Le fruit de ces discussions pourront être lues sous peu dans ce wiki… Je dirais toutefois que bien des idées/commentaires pointaient vers la pédagogie et l’acte d’enseignement (savoir engager l’élève), mais aussi vers le leadership, la vision EN RELATION avec le devoir d’offrir un milieu sécuritaire. Ma réflexion à ce sujet? On entend souvent le terme « walled garden » décrivant cet environnement bien fait mais contraint à un système fermé et bien scellé. Moi, je vois plutôt un « walled city », une sorte de cité de Troie, permettant à l’élève d’être qui il est et de s’exprimer et de créer, tout en garantissant sa sécurité partout dans cette grande ville. Un peu comme si la cité de Troie qu’on a créée avait des portes (ou des hublots) qu’on peut ouvrir/fermer. Faut surtout pas se refermer sur soi!
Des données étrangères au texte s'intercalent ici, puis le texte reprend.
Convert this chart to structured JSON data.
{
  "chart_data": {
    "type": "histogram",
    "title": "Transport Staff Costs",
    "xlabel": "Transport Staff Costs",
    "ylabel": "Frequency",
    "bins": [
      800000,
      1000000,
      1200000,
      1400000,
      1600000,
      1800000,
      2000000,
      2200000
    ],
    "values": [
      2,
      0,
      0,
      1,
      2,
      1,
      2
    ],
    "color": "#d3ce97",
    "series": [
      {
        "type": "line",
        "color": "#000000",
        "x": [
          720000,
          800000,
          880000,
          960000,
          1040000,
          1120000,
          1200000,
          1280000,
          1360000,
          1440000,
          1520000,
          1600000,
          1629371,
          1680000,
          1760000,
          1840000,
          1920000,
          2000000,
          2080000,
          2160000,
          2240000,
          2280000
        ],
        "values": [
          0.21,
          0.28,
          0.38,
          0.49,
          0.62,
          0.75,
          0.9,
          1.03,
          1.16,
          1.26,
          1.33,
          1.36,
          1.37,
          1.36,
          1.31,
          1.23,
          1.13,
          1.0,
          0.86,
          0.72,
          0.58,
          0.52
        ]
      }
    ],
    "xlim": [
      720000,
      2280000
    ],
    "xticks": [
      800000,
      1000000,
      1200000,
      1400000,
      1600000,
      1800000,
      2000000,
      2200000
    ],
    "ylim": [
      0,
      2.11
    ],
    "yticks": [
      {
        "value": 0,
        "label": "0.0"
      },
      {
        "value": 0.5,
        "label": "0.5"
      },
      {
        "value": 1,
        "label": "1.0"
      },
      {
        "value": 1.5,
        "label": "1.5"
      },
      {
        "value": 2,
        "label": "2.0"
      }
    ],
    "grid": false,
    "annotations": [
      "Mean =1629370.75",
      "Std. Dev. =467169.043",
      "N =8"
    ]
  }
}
Exemple : Le CAHM, les districts 03, 09 et 11 qui utilisent l’outil du cybercarnet d’Opossum au lieu d’un Blogger gratuit et complètement ouvert.
(Maintenant, si seulement mon quartier de cette ville que j’habite pouvait se doter d’un hublot pour Flickr et Skype…)

Bon, demain mardi, au programme :
– Will Richardson, créer des communautés en ligne pour le développement professionnel
– Les cellulaires en salle de classe
– Classe 2.0
– Changement en éducation et technologie; une perspective internationale
– Jim Carleton et Mali Bickley, deux canadiens, qui sweront interviewés par Lestor Holt, de NBC Nightly News.
– Un tour du côté d’Apple…

Buenas noches!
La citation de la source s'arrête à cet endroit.